Some seven convicts were sentenced to death in 2021, bringing the number of people on death row to 165, the 2021 Amnesty International’s death sentence and execution report has revealed.
The report, which covers judicial use of the death penalty for the period of January 2021 to December 2021, said all the 165 persons on death row were convicted of murder.
At a news conference to launch the report, the Board Vice-Chairperson of Amnesty International Ghana, Elizabeth Adomako, said although there had not been any execution since 1993, the death penalty breached human rights, particularly, the rights to life and to live free from torture and cruelty.
She, therefore, urged Parliament to expedite work on the Criminal Offences Amendment Act (Act 29) and the Armed Forces Bill Amendment (Act 105) to replace the death penalty with life imprisonment with parole.

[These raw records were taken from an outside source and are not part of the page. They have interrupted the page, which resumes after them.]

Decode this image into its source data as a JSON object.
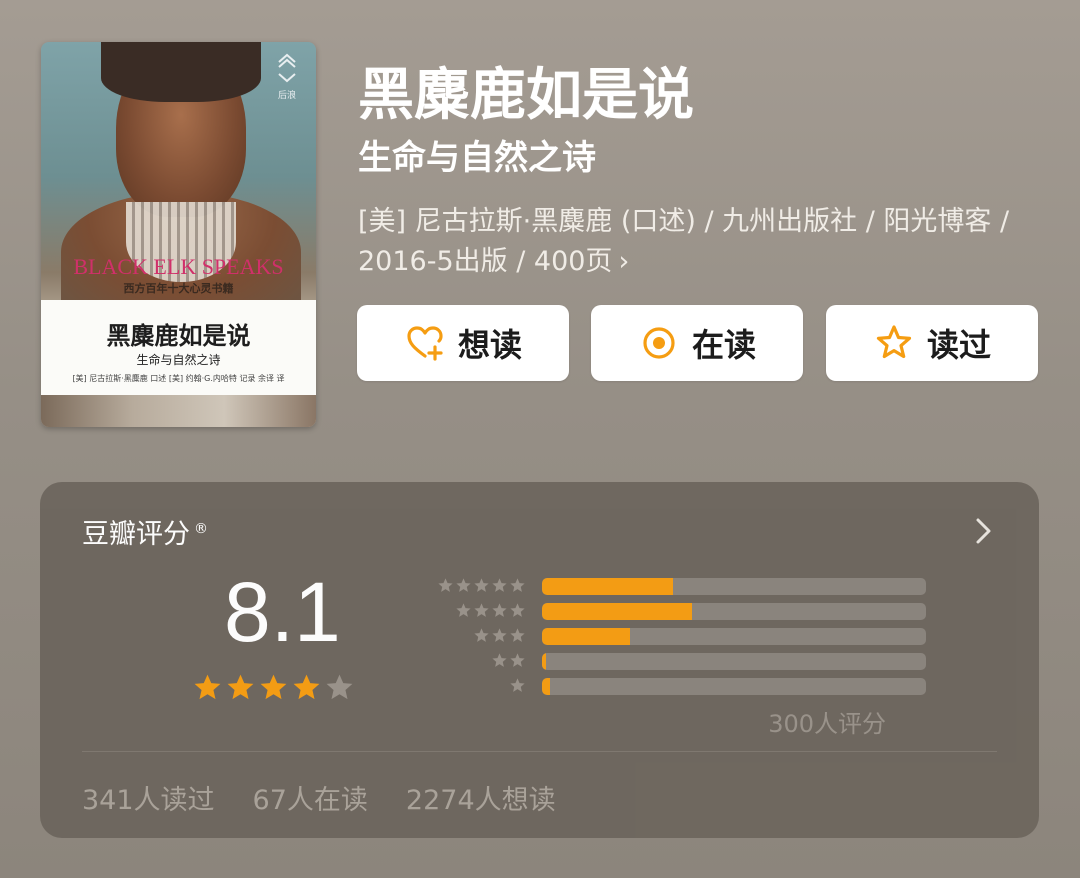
{
  "book": {
    "title": "黑麋鹿如是说",
    "subtitle": "生命与自然之诗",
    "meta": "[美] 尼古拉斯·黑麋鹿 (口述) / 九州出版社 / 阳光博客 / 2016-5出版 / 400页",
    "meta_chevron": "›"
  },
  "cover": {
    "english_title": "BLACK ELK SPEAKS",
    "english_sub": "西方百年十大心灵书籍",
    "cn_title": "黑麋鹿如是说",
    "cn_sub": "生命与自然之诗",
    "credit": "[美] 尼古拉斯·黑麋鹿 口述  [美] 约翰·G.内哈特 记录  余译 译",
    "badge": "后浪"
  },
  "actions": [
    {
      "label": "想读",
      "icon": "heart-plus-icon"
    },
    {
      "label": "在读",
      "icon": "target-circle-icon"
    },
    {
      "label": "读过",
      "icon": "star-outline-icon"
    }
  ],
  "rating": {
    "header": "豆瓣评分",
    "registered": "®",
    "score": "8.1",
    "stars": 4,
    "count_text": "300人评分",
    "distribution": [
      {
        "stars": 5,
        "fraction": 0.34
      },
      {
        "stars": 4,
        "fraction": 0.39
      },
      {
        "stars": 3,
        "fraction": 0.23
      },
      {
        "stars": 2,
        "fraction": 0.01
      },
      {
        "stars": 1,
        "fraction": 0.02
      }
    ]
  },
  "stats": {
    "read": "341人读过",
    "reading": "67人在读",
    "want": "2274人想读"
  },
  "colors": {
    "accent": "#f59d12",
    "star_gray": "#9a938b"
  }
}
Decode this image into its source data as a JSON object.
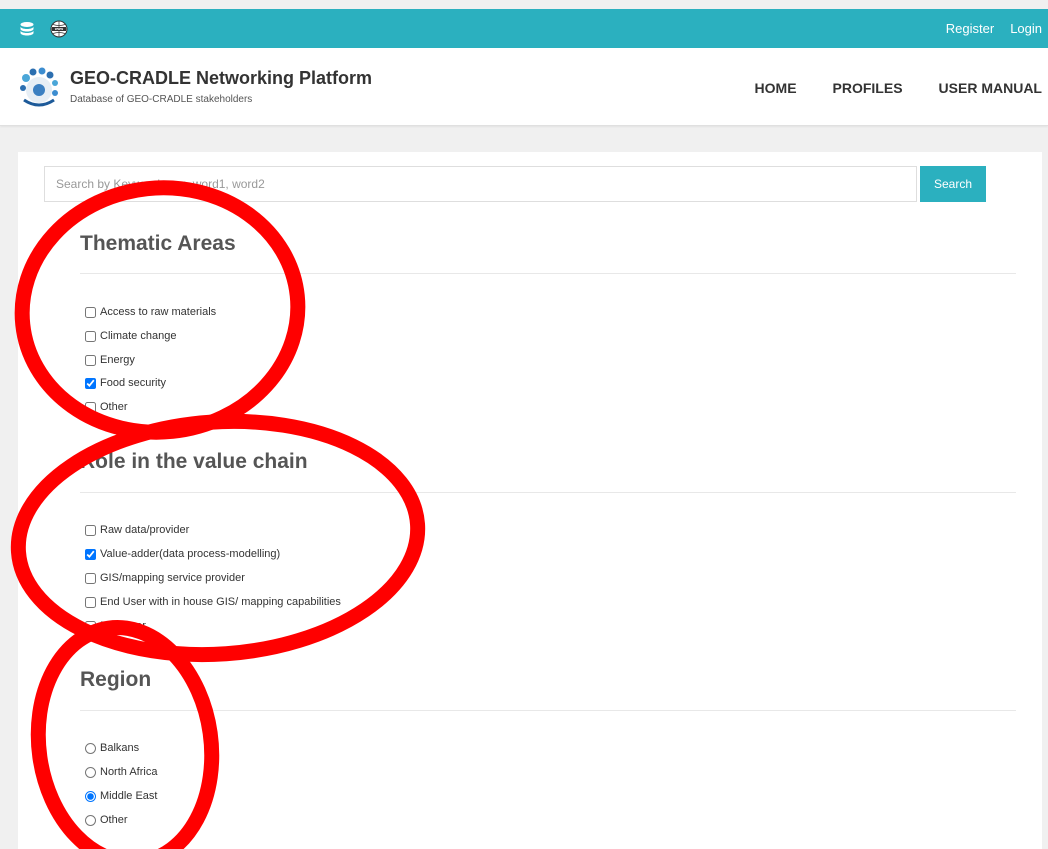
{
  "topbar": {
    "icons": [
      "database-icon",
      "www-globe-icon"
    ],
    "links": [
      "Register",
      "Login"
    ],
    "color": "#2bb0bf"
  },
  "header": {
    "title": "GEO-CRADLE Networking Platform",
    "subtitle": "Database of GEO-CRADLE stakeholders",
    "nav": [
      "HOME",
      "PROFILES",
      "USER MANUAL"
    ]
  },
  "search": {
    "placeholder": "Search by Keywords e.g. word1, word2",
    "button_label": "Search"
  },
  "sections": {
    "thematic": {
      "title": "Thematic Areas",
      "options": [
        {
          "label": "Access to raw materials",
          "checked": false
        },
        {
          "label": "Climate change",
          "checked": false
        },
        {
          "label": "Energy",
          "checked": false
        },
        {
          "label": "Food security",
          "checked": true
        },
        {
          "label": "Other",
          "checked": false
        }
      ]
    },
    "role": {
      "title": "Role in the value chain",
      "options": [
        {
          "label": "Raw data/provider",
          "checked": false
        },
        {
          "label": "Value-adder(data process-modelling)",
          "checked": true
        },
        {
          "label": "GIS/mapping service provider",
          "checked": false
        },
        {
          "label": "End User with in house GIS/ mapping capabilities",
          "checked": false
        },
        {
          "label": "End User",
          "checked": false
        }
      ]
    },
    "region": {
      "title": "Region",
      "options": [
        {
          "label": "Balkans",
          "checked": false
        },
        {
          "label": "North Africa",
          "checked": false
        },
        {
          "label": "Middle East",
          "checked": true
        },
        {
          "label": "Other",
          "checked": false
        }
      ]
    }
  },
  "annotation_color": "#ff0000"
}
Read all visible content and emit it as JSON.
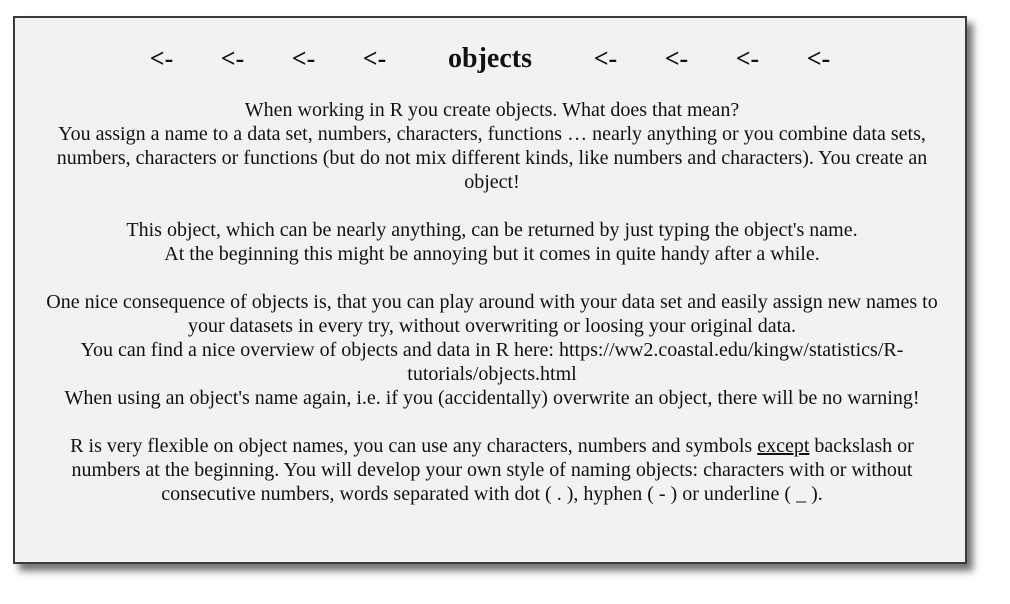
{
  "title": {
    "arrow": "<-",
    "text": "objects"
  },
  "paragraphs": {
    "p1": {
      "line1": "When working in R you create objects. What does that mean?",
      "line2": "You assign a name to a data set, numbers, characters, functions … nearly anything or you combine data sets, numbers, characters or functions (but do not mix different kinds, like numbers and characters). You create an object!"
    },
    "p2": {
      "line1": "This object, which can be nearly anything, can be returned by just typing the object's name.",
      "line2": "At the beginning this might be annoying but it comes in quite handy after a while."
    },
    "p3": {
      "line1": "One nice consequence of objects is, that you can play around with your data set and easily assign new names to your datasets in every try, without overwriting or loosing your original data.",
      "line2": "You can find a nice overview of objects and data in R here: https://ww2.coastal.edu/kingw/statistics/R-tutorials/objects.html",
      "line3": "When using an object's name again, i.e. if you (accidentally) overwrite an object, there will be no warning!"
    },
    "p4": {
      "before": "R is very flexible on object names, you can use any characters, numbers and symbols ",
      "underlined": "except",
      "after": " backslash or numbers at the beginning. You will develop your own style of naming objects: characters with or without consecutive numbers, words separated with dot ( . ), hyphen ( - ) or underline ( _ )."
    }
  }
}
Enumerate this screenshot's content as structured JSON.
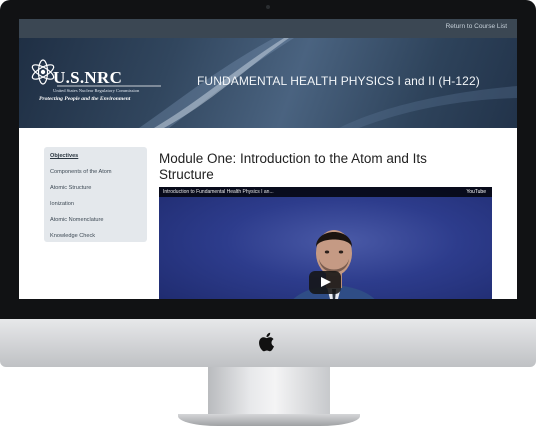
{
  "header": {
    "return_link": "Return to Course List",
    "org_name": "U.S.NRC",
    "org_full": "United States Nuclear Regulatory Commission",
    "org_tagline": "Protecting People and the Environment",
    "course_title": "FUNDAMENTAL HEALTH PHYSICS I and II (H-122)"
  },
  "sidebar": {
    "items": [
      {
        "label": "Objectives"
      },
      {
        "label": "Components of the Atom"
      },
      {
        "label": "Atomic Structure"
      },
      {
        "label": "Ionization"
      },
      {
        "label": "Atomic Nomenclature"
      },
      {
        "label": "Knowledge Check"
      }
    ]
  },
  "main": {
    "module_title": "Module One: Introduction to the Atom and Its Structure",
    "video": {
      "caption": "Introduction to Fundamental Health Physics I an...",
      "brand": "YouTube"
    }
  },
  "colors": {
    "topbar": "#3b4753",
    "banner": "#31465e",
    "sidebar_bg": "#e4e8ec",
    "video_bg": "#2d3c8c"
  },
  "icons": [
    "atom-logo-icon",
    "play-icon",
    "apple-logo-icon"
  ]
}
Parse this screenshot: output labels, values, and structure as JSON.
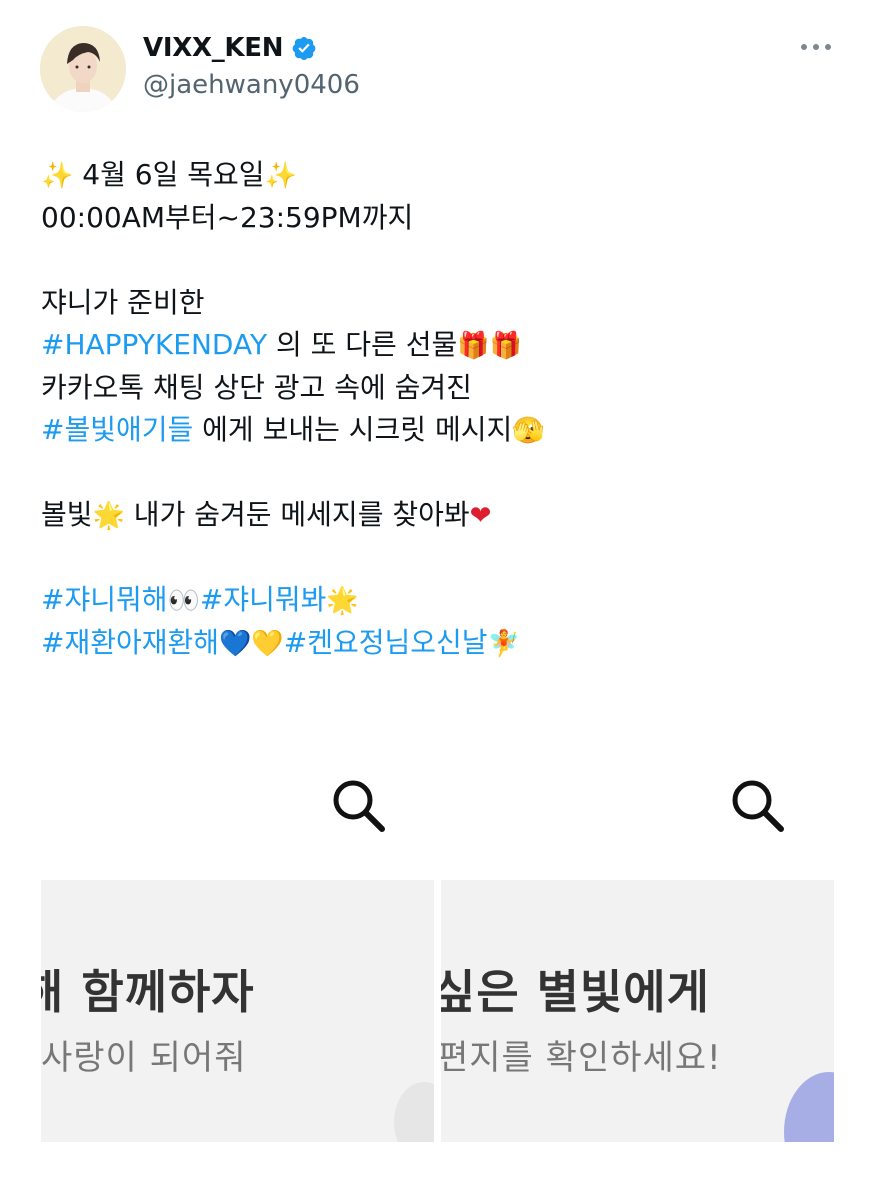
{
  "author": {
    "display_name": "VIXX_KEN",
    "handle": "@jaehwany0406",
    "verified": true,
    "avatar_icon": "profile-photo"
  },
  "menu": {
    "icon": "more-dots-icon"
  },
  "post": {
    "line1": {
      "emoji_a": "✨",
      "text": " 4월 6일 목요일",
      "emoji_b": "✨"
    },
    "line2": "00:00AM부터~23:59PM까지",
    "line3": "쟈니가 준비한",
    "line4": {
      "hashtag": "#HAPPYKENDAY",
      "text": " 의 또 다른 선물",
      "emoji": "🎁🎁"
    },
    "line5": "카카오톡 채팅 상단 광고 속에 숨겨진",
    "line6": {
      "hashtag": "#볼빛애기들",
      "text": " 에게 보내는 시크릿 메시지",
      "emoji": "🫣"
    },
    "line7": {
      "text_a": "볼빛",
      "emoji_a": "🌟",
      "text_b": " 내가 숨겨둔 메세지를 찾아봐",
      "emoji_b": "❤"
    },
    "line8": {
      "tag_a": "#쟈니뭐해",
      "emoji_a": " 👀 ",
      "tag_b": "#쟈니뭐봐",
      "emoji_b": " 🌟"
    },
    "line9": {
      "tag_a": "#재환아재환해",
      "emoji_a": "💙",
      "emoji_b": " 💛 ",
      "tag_b": "#켄요정님오신날",
      "emoji_c": "🧚"
    }
  },
  "media": [
    {
      "headline": "해 함께하자",
      "subline": "사랑이 되어줘",
      "icon": "search-icon"
    },
    {
      "headline": "싶은 별빛에게",
      "subline": "편지를 확인하세요!",
      "icon": "search-icon"
    }
  ],
  "colors": {
    "hashtag": "#1d9bf0",
    "verified_badge": "#1d9bf0",
    "handle": "#536471",
    "media_bg": "#f2f2f2"
  }
}
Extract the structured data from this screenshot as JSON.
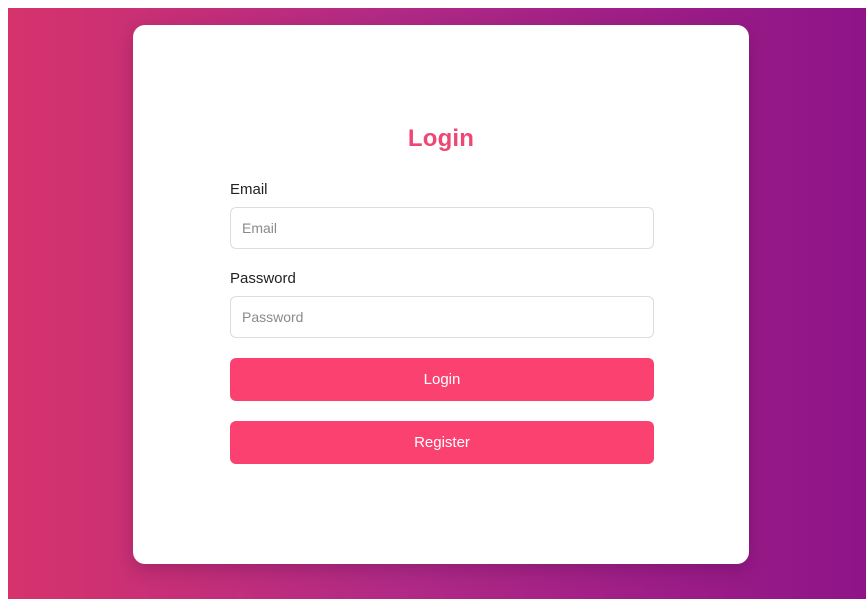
{
  "login_form": {
    "title": "Login",
    "email": {
      "label": "Email",
      "placeholder": "Email",
      "value": ""
    },
    "password": {
      "label": "Password",
      "placeholder": "Password",
      "value": ""
    },
    "login_button_label": "Login",
    "register_button_label": "Register"
  },
  "colors": {
    "accent": "#fa4170",
    "title": "#ef4673",
    "background_gradient_start": "#d6336c",
    "background_gradient_end": "#8e1488",
    "card": "#ffffff"
  }
}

“When the death penalty is carried out, it is final. Mistakes that are made cannot be unmade. An innocent person may be released from prison for a crime they did not commit, but an execution can never be reversed,” she said
The Campaign and Communication Coordinator of Amnesty International, Belinda Adikie Asamanyuah, added that the country’s failure to abolish the death penalty had directly affected its ranking with neighbouring countries such as Togo, Gabon, Benin, Guinea, Burkina Faso and Sierra Leone, who had already abolished the penalty.
She added that although there had been considerable improvements in the human rights situation in the country, there still remained several human rights concerns such as police brutality, impunity and environmental degradation.
That, she said, had led to climate crisis and sexual and gender-based violence, which required immediate attention and action by the government.
Prison conditions, Ms Asamanyuah said, were still in a deplorable state, while prisoners on death row continued to suffer mental health issues on account of their situation.
Criminal Offences Act
Speaking on the overview of the Amendment of the Criminal Offences Act Draft Bill, a Ranking Member of the Constitutional, Legal and Parliamentary Affairs Committee, Francis-Xavier Sosu, said he was particularly passionate about the passing of the bill because the death penalty was completely unjustifiable, adding that the premium put on life by our society was not what we thought it was.
“The biggest evidence of the lack of respect to life and dignity of life was the retention of the death penalty in whichever way it is looked at; whether in America, in Europe, wherever, it doesn’t matter because the standard or measure that we give life is not determined by the geographical location of the person,” he said.
He said a complete abolition of the death penalty would require a constitutional amendment which would be expensive and time-consuming, hence the committee’s resolve to amend the Criminal Offences Act to get a 90 per cent abolition of the penalty.
He revealed that at the last stakeholders meeting in Parliament, representatives of the Armed Forces said their head was in total support of abolishing the penalty, and was ready to give any support and assistance to get Act 105, the Armed Forces Bill, passed.